If it had been Energizer batteries, he'd be with Jesus now

It's also great for stalking

Subliminal Message: If you don't use Duracell batteries, you're a terrible, terrible mother.

All that stands between your child and an Amber Alert

Memorable Moment: Frantically glancing about, Mom spots an unmarked white van she fears contains her bound and gagged little trooper.

Goodbye Kevin ... hello Nancy Grace?

Disturbing Aspect: Kevin's baby sister, ignored throughout the entire incident, was abducted from her stroller while Mom went on her desperate search for the oddly detached boy.

Joyous reunion of mother and child (not pictured: Kaitlyn)

"I see dead people."

Burning Questions: Does Kevin's brief flight to freedom violate the conditions of his parole? How late into his teen years will Kevin sleep with his mother? If Mommy had checked the batteries on Daddy's tracking device, could she have prevented his extramarital affair?

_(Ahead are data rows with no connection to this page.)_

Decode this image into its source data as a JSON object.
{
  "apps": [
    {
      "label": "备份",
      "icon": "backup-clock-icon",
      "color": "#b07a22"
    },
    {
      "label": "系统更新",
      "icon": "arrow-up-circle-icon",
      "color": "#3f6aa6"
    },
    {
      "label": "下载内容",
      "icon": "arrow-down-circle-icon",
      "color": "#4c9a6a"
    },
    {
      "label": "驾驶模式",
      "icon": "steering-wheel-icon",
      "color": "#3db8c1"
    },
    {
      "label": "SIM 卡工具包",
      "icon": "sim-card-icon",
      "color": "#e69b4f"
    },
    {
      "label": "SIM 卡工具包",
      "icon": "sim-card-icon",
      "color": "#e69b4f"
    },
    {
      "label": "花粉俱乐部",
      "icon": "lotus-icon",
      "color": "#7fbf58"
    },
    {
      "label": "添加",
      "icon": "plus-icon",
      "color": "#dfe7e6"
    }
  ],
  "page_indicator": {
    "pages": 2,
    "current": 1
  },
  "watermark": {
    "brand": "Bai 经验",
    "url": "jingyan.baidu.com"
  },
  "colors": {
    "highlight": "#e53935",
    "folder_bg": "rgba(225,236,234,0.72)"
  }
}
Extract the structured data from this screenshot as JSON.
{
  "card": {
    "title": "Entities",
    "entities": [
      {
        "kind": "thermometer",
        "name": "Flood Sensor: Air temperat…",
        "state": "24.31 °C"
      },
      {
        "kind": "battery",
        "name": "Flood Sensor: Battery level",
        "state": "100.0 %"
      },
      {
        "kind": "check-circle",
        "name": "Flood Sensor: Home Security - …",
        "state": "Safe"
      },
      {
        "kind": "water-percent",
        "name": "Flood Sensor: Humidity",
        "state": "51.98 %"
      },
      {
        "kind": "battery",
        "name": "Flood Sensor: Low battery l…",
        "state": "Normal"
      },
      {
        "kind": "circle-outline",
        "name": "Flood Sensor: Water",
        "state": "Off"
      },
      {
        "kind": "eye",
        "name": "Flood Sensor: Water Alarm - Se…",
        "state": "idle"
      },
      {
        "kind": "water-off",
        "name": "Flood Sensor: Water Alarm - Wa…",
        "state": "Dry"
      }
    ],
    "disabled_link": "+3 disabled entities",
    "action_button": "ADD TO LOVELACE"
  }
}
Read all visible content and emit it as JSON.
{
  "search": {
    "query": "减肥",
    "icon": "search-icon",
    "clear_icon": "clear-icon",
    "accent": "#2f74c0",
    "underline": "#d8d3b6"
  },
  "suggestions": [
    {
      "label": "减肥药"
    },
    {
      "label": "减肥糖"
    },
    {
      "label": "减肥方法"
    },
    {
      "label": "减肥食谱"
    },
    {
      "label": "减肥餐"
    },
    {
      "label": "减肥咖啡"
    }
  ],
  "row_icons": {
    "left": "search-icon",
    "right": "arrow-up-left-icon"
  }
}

I don't think you need to keep using it when he's three feet away.

The balloon represents his innocence, and the beating he's in for

Overall Loathsomeness: 8.9

Mitigating Factor: Mom's obsessive worrying seems to have kept her in pretty good shape.


  1. Love the Nancy Grace reference! ;)

  2. That is a pretty funny take on the commercial, we'll give you that.

  3. If the kid was that close, why didn't he respond to the mommy saying his name? I never noticed the 1970s windowless child abducting van until you pointed it out. Good job!

  4. Fear sells; but a tip of the hat to the folks at BrickHouse for having a sense of humor. No word yet from Duracell.

  5. Hmmm... does little Kevin have his own money? What was committed behind those oak trees for for that balloon gift??

  6. My burning question is this. Are their actually parents who use electronic monitering mechanisms on their offspring and where is social services to remove them from the household of these fringe lunatics?

    1. Answer: (A) More than ever. (B) Busy trying to round up all the Gosselin kids.